Later in my professional career as a dancer, I danced because it was something I loved... and I worked hard at it to please God and my teachers.
But durring a ballet class, you don't normally stop to think
"what the hell am i doing here? why am i torturing myself? why do i return to the verbal abuse? why does my body hate me?"
you just hold your breath, dance until your sick, and wait to hear 1 good thing- anything to validate you.
After a neck injury and lots of personal reasons, I left the world of professional ballet for a better, happier, healthier life...
I'm trying to be more hot and healthy, but do a form of working out that my previously exploited body can handle.
I had tried yoga before, but for some reason, today i felt possessed to try hot yoga.
1.5 hours in a sauna with sweaty people stretching. no music.

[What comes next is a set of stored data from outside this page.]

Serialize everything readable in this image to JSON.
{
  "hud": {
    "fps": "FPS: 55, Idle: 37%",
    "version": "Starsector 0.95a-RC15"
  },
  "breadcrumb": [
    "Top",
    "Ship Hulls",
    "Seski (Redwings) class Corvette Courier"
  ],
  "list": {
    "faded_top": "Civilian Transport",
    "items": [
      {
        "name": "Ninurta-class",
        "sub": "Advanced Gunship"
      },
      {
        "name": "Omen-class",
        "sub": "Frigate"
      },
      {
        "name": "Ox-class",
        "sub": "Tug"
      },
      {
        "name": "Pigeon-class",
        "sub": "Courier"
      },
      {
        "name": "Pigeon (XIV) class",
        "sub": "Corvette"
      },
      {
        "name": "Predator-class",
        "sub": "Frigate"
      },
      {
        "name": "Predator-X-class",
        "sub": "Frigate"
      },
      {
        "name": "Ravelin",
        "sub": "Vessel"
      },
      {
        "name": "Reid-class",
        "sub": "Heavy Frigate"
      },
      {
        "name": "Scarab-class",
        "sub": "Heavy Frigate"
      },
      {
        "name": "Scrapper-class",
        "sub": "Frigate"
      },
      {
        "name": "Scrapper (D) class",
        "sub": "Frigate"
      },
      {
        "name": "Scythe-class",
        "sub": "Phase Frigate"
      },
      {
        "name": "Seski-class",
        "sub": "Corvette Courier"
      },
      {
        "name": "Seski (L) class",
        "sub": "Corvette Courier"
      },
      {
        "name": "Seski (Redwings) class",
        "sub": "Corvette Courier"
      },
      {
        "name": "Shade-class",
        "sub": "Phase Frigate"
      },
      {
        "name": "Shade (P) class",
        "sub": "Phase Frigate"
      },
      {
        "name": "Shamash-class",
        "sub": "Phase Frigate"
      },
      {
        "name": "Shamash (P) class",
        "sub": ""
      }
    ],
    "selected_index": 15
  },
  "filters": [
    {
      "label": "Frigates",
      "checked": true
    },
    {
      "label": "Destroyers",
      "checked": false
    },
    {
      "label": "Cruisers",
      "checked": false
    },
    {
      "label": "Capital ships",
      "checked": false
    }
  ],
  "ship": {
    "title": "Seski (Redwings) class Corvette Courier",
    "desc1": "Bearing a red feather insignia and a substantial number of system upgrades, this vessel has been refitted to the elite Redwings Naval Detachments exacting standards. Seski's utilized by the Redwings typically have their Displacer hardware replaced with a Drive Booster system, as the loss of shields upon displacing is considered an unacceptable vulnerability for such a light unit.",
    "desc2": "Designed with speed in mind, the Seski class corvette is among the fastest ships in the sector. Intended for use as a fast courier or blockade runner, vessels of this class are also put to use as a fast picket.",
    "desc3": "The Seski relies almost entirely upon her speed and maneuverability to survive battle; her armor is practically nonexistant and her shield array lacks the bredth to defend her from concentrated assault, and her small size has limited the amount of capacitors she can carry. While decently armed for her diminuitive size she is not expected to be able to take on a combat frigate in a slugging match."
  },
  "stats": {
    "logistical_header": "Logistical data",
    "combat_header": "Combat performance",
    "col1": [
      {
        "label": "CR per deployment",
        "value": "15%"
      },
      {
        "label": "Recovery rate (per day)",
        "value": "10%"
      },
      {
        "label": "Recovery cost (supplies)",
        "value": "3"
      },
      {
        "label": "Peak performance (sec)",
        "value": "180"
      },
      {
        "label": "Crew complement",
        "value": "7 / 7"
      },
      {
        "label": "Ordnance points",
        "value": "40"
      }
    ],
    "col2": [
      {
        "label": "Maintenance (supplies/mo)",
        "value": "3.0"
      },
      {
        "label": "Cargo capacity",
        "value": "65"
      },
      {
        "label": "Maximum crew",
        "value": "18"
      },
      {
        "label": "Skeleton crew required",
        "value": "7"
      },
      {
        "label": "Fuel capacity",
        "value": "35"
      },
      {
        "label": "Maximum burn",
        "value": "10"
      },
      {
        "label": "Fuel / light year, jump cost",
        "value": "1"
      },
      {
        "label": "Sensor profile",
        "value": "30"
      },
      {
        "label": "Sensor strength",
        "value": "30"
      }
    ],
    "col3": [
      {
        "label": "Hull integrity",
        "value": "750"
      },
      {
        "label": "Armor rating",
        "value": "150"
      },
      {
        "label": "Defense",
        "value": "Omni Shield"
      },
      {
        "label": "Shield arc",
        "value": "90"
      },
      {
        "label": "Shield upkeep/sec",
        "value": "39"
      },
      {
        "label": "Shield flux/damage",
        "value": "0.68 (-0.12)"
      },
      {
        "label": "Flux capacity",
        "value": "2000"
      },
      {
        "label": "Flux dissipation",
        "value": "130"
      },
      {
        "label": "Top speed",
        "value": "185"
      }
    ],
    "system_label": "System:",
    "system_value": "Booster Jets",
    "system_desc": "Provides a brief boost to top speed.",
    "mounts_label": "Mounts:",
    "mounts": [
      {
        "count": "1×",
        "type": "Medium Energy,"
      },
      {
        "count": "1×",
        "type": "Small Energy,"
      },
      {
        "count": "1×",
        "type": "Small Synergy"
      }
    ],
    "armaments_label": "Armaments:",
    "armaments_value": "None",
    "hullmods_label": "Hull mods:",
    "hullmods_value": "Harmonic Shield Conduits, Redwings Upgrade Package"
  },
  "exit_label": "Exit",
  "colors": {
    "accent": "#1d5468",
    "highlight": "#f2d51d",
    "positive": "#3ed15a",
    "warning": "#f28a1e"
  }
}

The only thing to inspire movement is the pounding of your heart and how you decide to breathe.
and then the instructor says to the class " take a moment to think about your intention. why are you here? what do you want to work on? who are you doing this for."
I failed to ask those questions when I was dancing. I just worked.
And what got me through my first hot yoga class was thinking about what brought me there. That I wanted to be healthier for me, hotter for my husband. I want to focus on my core. And i want to control my breathing so that i can handle my stress better.
Thinking about why you do what you do puts everything in perspective and keeps you balanced.
I'm not super into all of the spiritual aspects of yoga. But the fact that i can apply something so intimate to my own relationship with God, and use it in my own life makes it so valueable. I think I'll really like doing this for myself.
NOW, the rest of the day is all about celebrating the past 2 years, and the decades to come. I love my husband so much. I love how thoughtful, playful, generous, intelligent, comforting, hard working, and uplifting he is. He is reasonable. he is so joyful. he's hotter than ever. we have such a wonderful life together.